Atendendo a pedido do Ministério Público de Santa Catarina (MPSC), a Justiça determinou o levantamento do sigilo da segunda etapa da Operação Et pater filium, deflagrada na sexta-feira (6/11). Na ocasião, foram cumpridos mandados de prisão preventiva do Prefeito de Major Vieira, Orildo Antonio Severgini, do seu filho Marcus Vinicius Brasil Severgini e de outras três pessoas que teriam participação nos crimes, além de oito mandados de busca e apreensão e um de suspensão de atividade empresarial.

Esta terceira fase da operação investiga novos crimes da organização criminosa voltada para a prática de peculato, fraude a licitação e lavagem de dinheiro. As apurações decorrem da atuação conjunta da Subprocuradoria-Geral de Justiça para Assuntos Jurídicos do MPSC, por intermédio do Grupo Especial Anticorrupção (GEAC) e do Grupo de Atuação Especial de Combate ao Crime Organizado (GAECO), com a Divisão de Investigação Criminal (DIC) da Polícia Civil de Canoinhas.

Todos os mandados foram requeridos pela Subprocuradoria-Geral de Justiça para Assuntos Jurídicos do MPSC e expedidos pelo Tribunal de Justiça do Estado de Santa Catarina, em razão do foro por prerrogativa de função do principal investigado. Os requerimentos foram fundamentados pelas provas colhidas nas duas fases anteriores da investigação, que já havia resultado em ação penal contra o Prefeito, seu filho e dois empresários pelos supostos crimes de organização criminosa, fraude a licitação, corrupção e lavagem de dinheiro.

Nas duas primeiras etapas da investigação, foi apurado que o prefeito e o seu filho, mediante o suposto recebimento de propina, teriam fraudado licitações para beneficiar empresas.

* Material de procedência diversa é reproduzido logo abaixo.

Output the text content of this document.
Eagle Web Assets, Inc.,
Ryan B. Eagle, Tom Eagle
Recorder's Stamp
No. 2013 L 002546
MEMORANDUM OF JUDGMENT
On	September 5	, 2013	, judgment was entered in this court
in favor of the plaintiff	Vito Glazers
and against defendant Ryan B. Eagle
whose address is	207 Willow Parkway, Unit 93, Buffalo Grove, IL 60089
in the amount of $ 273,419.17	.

Os fatos em apuração nesta nova fase indicaram que a organização criminosa teria alterado a forma de atuar, dispensando os empresários intermediários e fraudando licitações em benefício próprio, agindo, inclusive, em outros municípios da região.

Os cinco investigados continuam presos preventivamente. O prazo para a conclusão das investigações é de 10 dias a partir das prisões, com mais cinco dias de prazo para oferecimento da denúncia. (Autos n. 503.84.16-11.2020.8.24.0000)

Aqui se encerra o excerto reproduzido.